In the CIS Lab we mostly deal with data analysis and mining algorithms and try to develop practical services and software in this regard. Some broad present and past research projects are described below.
Intelligent data extraction and analysis: Developing algorithms to automatically extract useful data from online sources is beneficial in many applications. This data can be leveraged for analytics and developing expert systems.
Data stream mining and incremental learning: With the progress of large-scale distributed systems, huge amounts of data are increasingly originating from dispersed sources in form of transient data streams. Traditional learning algorithms become impractical in this setting as sufficient training data may not be accessible.
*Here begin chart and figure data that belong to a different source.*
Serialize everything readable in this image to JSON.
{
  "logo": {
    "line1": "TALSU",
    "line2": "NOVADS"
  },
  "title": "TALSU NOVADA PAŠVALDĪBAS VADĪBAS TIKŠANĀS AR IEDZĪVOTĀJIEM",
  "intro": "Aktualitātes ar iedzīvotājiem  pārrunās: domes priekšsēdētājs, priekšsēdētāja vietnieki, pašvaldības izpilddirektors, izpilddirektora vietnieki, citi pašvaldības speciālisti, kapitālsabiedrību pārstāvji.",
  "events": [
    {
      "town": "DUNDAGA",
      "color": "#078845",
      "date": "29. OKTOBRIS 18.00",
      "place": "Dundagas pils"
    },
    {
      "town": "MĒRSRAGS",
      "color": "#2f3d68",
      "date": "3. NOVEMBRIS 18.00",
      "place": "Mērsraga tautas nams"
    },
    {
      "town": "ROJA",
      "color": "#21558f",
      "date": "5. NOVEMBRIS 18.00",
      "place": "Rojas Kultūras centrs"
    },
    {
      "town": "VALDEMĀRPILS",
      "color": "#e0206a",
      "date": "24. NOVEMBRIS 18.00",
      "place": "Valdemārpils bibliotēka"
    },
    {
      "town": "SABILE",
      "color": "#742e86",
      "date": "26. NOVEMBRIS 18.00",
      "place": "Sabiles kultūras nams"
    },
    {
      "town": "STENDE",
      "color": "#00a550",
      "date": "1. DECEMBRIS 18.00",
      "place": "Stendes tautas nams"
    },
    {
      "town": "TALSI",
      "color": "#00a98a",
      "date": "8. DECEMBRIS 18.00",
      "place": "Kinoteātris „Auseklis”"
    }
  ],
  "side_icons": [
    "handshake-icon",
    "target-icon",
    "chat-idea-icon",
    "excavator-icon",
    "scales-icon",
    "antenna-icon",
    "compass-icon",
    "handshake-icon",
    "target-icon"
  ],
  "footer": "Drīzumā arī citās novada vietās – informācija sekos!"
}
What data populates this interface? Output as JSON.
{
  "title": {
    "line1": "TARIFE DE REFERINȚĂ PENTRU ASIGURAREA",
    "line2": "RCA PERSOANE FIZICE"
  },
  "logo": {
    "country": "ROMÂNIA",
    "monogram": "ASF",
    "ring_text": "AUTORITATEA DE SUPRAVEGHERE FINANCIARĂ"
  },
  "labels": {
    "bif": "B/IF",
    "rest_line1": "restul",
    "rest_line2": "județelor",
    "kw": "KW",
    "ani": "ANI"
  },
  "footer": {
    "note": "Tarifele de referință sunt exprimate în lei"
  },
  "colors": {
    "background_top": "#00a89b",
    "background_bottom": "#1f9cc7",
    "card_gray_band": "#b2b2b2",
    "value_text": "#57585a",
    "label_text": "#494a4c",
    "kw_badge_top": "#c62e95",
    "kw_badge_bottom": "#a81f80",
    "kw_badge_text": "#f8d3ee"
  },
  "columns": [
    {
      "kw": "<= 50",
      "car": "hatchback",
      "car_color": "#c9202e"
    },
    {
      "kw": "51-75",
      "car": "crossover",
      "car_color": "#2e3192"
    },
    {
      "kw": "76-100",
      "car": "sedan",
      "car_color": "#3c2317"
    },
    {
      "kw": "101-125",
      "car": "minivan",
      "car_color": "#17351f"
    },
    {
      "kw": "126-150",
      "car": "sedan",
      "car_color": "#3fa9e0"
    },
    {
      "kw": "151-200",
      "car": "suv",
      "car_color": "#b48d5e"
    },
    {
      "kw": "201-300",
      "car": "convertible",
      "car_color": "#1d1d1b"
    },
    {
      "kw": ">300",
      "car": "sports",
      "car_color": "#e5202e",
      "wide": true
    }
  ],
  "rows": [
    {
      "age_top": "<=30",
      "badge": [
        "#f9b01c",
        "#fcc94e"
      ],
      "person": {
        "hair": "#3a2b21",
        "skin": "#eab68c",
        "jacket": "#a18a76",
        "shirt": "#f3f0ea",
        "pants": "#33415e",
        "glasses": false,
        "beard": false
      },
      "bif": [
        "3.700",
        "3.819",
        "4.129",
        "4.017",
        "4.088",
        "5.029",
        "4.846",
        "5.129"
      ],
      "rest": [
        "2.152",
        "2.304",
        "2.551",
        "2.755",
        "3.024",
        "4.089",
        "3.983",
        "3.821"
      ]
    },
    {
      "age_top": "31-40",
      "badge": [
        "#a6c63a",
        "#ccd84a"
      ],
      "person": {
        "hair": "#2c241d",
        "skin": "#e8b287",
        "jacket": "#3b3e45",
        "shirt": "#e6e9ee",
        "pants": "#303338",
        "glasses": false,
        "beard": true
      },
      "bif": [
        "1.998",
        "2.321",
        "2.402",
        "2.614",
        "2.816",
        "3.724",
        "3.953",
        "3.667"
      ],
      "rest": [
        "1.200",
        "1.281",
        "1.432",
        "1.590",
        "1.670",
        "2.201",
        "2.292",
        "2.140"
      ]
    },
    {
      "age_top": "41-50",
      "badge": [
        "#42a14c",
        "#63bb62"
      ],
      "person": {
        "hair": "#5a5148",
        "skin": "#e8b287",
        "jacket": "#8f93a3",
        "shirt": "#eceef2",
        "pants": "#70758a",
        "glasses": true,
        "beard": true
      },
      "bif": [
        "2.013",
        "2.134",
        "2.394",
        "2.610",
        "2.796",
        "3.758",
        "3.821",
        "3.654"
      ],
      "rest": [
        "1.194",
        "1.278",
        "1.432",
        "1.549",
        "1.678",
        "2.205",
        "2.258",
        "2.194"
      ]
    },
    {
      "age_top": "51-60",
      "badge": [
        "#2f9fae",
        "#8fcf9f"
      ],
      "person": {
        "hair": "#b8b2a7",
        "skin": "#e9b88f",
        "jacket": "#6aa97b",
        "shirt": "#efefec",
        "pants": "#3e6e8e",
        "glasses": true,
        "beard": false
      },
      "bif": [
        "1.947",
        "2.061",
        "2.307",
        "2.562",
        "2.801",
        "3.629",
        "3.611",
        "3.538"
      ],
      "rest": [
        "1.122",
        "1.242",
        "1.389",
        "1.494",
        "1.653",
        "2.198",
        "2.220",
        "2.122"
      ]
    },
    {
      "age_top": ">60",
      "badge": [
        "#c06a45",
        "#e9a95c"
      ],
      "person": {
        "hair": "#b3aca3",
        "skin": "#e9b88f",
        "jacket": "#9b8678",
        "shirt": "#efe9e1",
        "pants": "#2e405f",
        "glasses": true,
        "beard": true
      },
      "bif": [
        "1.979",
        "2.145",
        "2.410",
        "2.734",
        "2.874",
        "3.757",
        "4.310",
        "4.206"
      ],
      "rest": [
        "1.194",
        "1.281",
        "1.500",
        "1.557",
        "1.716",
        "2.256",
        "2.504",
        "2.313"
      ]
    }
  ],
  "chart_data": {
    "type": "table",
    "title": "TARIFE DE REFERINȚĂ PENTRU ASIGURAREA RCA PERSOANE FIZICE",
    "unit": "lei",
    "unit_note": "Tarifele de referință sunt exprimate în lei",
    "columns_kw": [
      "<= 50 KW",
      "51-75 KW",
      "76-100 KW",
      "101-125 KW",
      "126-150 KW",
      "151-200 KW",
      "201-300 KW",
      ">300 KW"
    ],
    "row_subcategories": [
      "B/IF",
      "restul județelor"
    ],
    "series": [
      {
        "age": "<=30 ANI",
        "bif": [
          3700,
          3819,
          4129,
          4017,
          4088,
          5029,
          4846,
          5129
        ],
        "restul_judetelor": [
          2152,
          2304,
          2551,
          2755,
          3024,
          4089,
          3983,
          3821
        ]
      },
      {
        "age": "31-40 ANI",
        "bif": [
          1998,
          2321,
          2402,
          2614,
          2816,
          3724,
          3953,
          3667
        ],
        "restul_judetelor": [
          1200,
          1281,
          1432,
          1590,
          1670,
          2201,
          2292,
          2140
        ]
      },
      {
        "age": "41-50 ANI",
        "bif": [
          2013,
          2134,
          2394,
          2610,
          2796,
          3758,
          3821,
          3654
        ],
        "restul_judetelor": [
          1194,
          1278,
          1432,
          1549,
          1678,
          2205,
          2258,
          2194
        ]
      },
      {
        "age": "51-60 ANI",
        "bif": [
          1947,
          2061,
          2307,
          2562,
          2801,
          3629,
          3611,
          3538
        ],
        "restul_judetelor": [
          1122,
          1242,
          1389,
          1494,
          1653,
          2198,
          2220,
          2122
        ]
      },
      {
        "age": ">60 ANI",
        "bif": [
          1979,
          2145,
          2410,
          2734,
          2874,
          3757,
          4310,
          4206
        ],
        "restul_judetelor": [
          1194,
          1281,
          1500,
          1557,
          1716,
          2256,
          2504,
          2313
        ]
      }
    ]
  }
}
Also, concept drift may cause changes in data distribution which demands update in the learned model. Limited memory and high data entrance speed pose even more challenges for incremental learning. Incremental text clustering, incremental active learning, timeline summarization, and learning with deep models are among our active research projects in this area.
Demo: Analysis and clustering of textual data (link to?)
Text mining: Mining textual data from different aspects is important in various applications. Topic detection and tracking in social networks, text generation based on deep models, semantic analysis of incremental word embedding models, automatic labeling of textual clusters, etc. are among the projects in this area.
Demo: Text generation using GANs (link to: http://textGeneration.freehost.io/)
Data mining: Developing data mining algorithm to deal with different limitations encountered in real-world applications, and applying existing algorithms to analyze miscellaneous data (e.g. recommender systems, financial data, computer networks, social data, business processes) are actively studied in the CIS Lab.
Data analysis with deep learning: Exploring the capability of deep networks in different tasks such as incremental learning, data generation, network traffic analysis, spatio-temporal data, etc. offers insight to the capabilities and limitations of these models.